Methodology: We used 17-allylamino-17-demethoxygeldanamycin (17-AAG) to block HSP90 and rapamycin to block mTOR, in 2 osteosarcoma cell lines, HOS and KHOS/NP. HOS was derived from an osteosarcoma female patient and KHOS/NP cells were derived from in vitro transfection with Kirsten murine sarcoma virus. KHOS grow on soft agar and form tumors in SCID mice. HOS and KHOS Cells were treated for 24 and 48 hours with 0-5 micromolar of 17-AAG or 0 to 10 micromolar of rapamycin. Apoptosis was determined by the extent of binding of Annexin V-FITC and cell cycle was determined by staining of cells with propidium iodide. Tetramethylrhodamine ethyl ester (TMRE) was used to detect mitochondrial membrane depolarization (MMD) and monochlorobimane (mBCl) was used to detect reduced glutathione (GSH). Stained cells were analyzed by flow cytometry (FACSAria) and quantitation was performed by the Diva software. Changes in the phosphorylation of pAkt, P70S6, Cdc2, p44Erk and pGSK were determined by Western immunoblotting (WB). Changes in the levels of HSP70, TSC1/2, activation of caspases and release of apoptosis inducing factor (AIF) from mitochondria to the cytosol were detected by WB.

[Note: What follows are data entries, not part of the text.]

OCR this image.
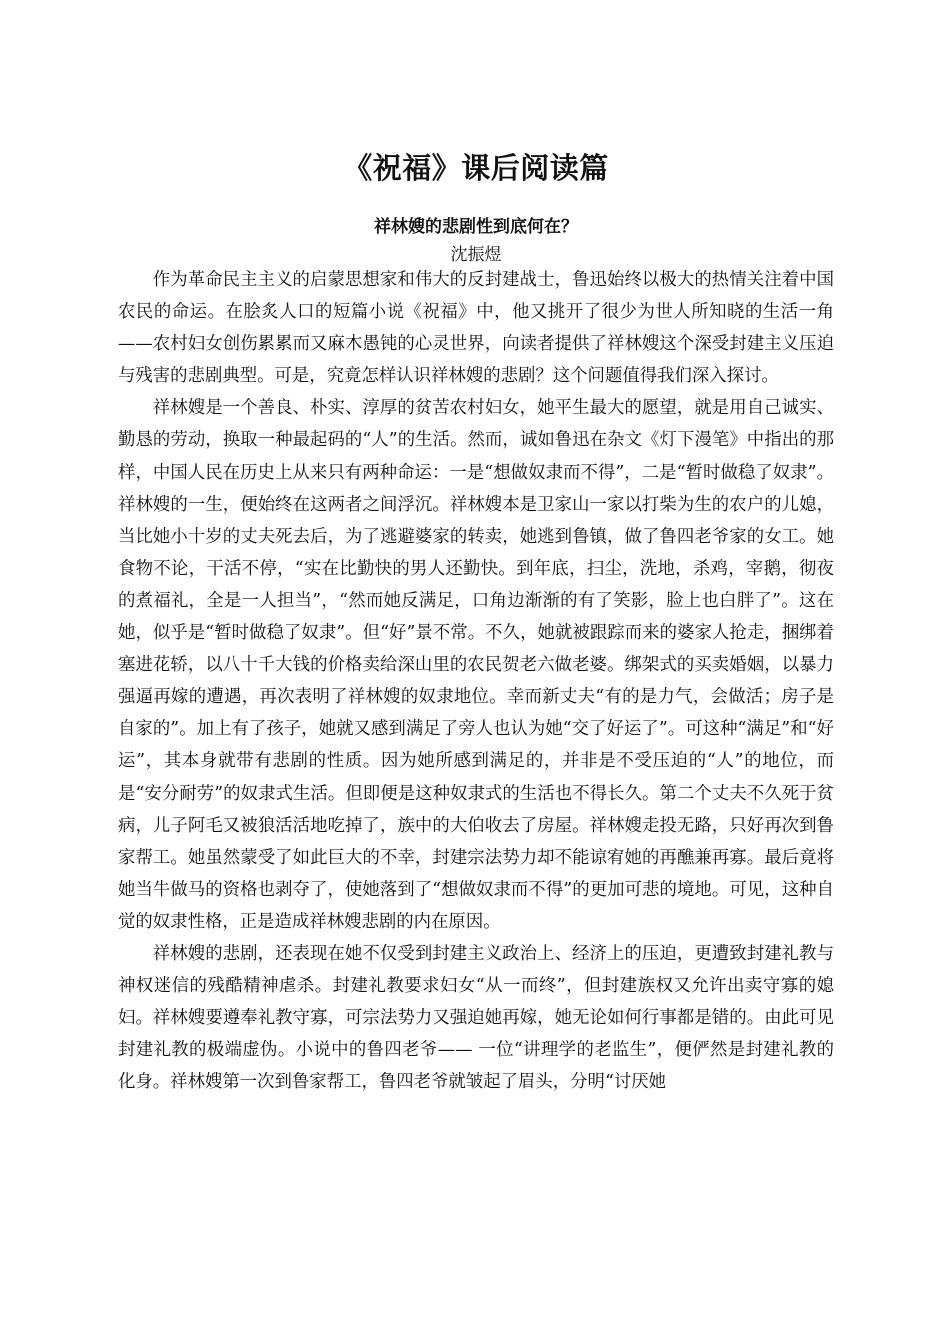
《祝福》课后阅读篇
祥林嫂的悲剧性到底何在？

沈振煜

作为革命民主主义的启蒙思想家和伟大的反封建战士，鲁迅始终以极大的热情关注着中国农民的命运。在脍炙人口的短篇小说《祝福》中，他又挑开了很少为世人所知晓的生活一角——农村妇女创伤累累而又麻木愚钝的心灵世界，向读者提供了祥林嫂这个深受封建主义压迫与残害的悲剧典型。可是，究竟怎样认识祥林嫂的悲剧？这个问题值得我们深入探讨。

祥林嫂是一个善良、朴实、淳厚的贫苦农村妇女，她平生最大的愿望，就是用自己诚实、勤恳的劳动，换取一种最起码的“人”的生活。然而，诚如鲁迅在杂文《灯下漫笔》中指出的那样，中国人民在历史上从来只有两种命运：一是“想做奴隶而不得”，二是“暂时做稳了奴隶”。祥林嫂的一生，便始终在这两者之间浮沉。祥林嫂本是卫家山一家以打柴为生的农户的儿媳，当比她小十岁的丈夫死去后，为了逃避婆家的转卖，她逃到鲁镇，做了鲁四老爷家的女工。她食物不论，干活不停，“实在比勤快的男人还勤快。到年底，扫尘，洗地，杀鸡，宰鹅，彻夜的煮福礼，全是一人担当”，“然而她反满足，口角边渐渐的有了笑影，脸上也白胖了”。这在她，似乎是“暂时做稳了奴隶”。但“好”景不常。不久，她就被跟踪而来的婆家人抢走，捆绑着塞进花轿，以八十千大钱的价格卖给深山里的农民贺老六做老婆。绑架式的买卖婚姻，以暴力强逼再嫁的遭遇，再次表明了祥林嫂的奴隶地位。幸而新丈夫“有的是力气，会做活；房子是自家的”。加上有了孩子，她就又感到满足了旁人也认为她“交了好运了”。可这种“满足”和“好运”，其本身就带有悲剧的性质。因为她所感到满足的，并非是不受压迫的“人”的地位，而是“安分耐劳”的奴隶式生活。但即便是这种奴隶式的生活也不得长久。第二个丈夫不久死于贫病，儿子阿毛又被狼活活地吃掉了，族中的大伯收去了房屋。祥林嫂走投无路，只好再次到鲁家帮工。她虽然蒙受了如此巨大的不幸，封建宗法势力却不能谅宥她的再醮兼再寡。最后竟将她当牛做马的资格也剥夺了，使她落到了“想做奴隶而不得”的更加可悲的境地。可见，这种自觉的奴隶性格，正是造成祥林嫂悲剧的内在原因。

祥林嫂的悲剧，还表现在她不仅受到封建主义政治上、经济上的压迫，更遭致封建礼教与神权迷信的残酷精神虐杀。封建礼教要求妇女“从一而终”，但封建族权又允许出卖守寡的媳妇。祥林嫂要遵奉礼教守寡，可宗法势力又强迫她再嫁，她无论如何行事都是错的。由此可见封建礼教的极端虚伪。小说中的鲁四老爷—— 一位“讲理学的老监生”，便俨然是封建礼教的化身。祥林嫂第一次到鲁家帮工，鲁四老爷就皱起了眉头，分明“讨厌她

Results and conclusions: 17-AAG is a good inducer of apoptosis in both sarcoma cell lines (IC50 of 50nM), involving maximal depletion of GSH and mitochondrial membrane depolarization of50 to 60%, strong activation of caspase-8 and strong translocation of AIF to the cytosol at 24 and 48 hours of treatment. 17-AAG blocked cells in mitosis (>50%) concomitant with downregulation of pCdc2, pAkt, pErk, p-mTOR and p-GSK. The effect on pErk and pAkt was observed as early as 30 and 60 minutes post treatment with 17-AAG at 24 and 48 hours of treatment. Treatment with 17-AAG resulted also in downregulation TSC2, p21, cyclin B1, cyclin D1 and upregulation of HSP70 and HSP70 C-terminal fragments, within 24 hours of treatment. No major differences were observed between HOS and KHOS cells in all parameters tested. In contrast to 17AAG, rapamycin is a weak inducer of apoptosis in sarcoma cells (IC20 at 5 micromolar), involving a small decrease in GSH and MMD (10-20%) with no translocation of AIF to the cytosol. Rapamycin slightly blocked cells in G1 concomitant with downregulation of p-p70S6, pAkt and p-mTOR and with no effect on p44Erk, pCdc2, TSC1/2 or HSPs. Concurrent treatment with both drugs resulted, at low concentrations with weak additive effect and with antagonistic effect when tested at high concentrations of both drugs.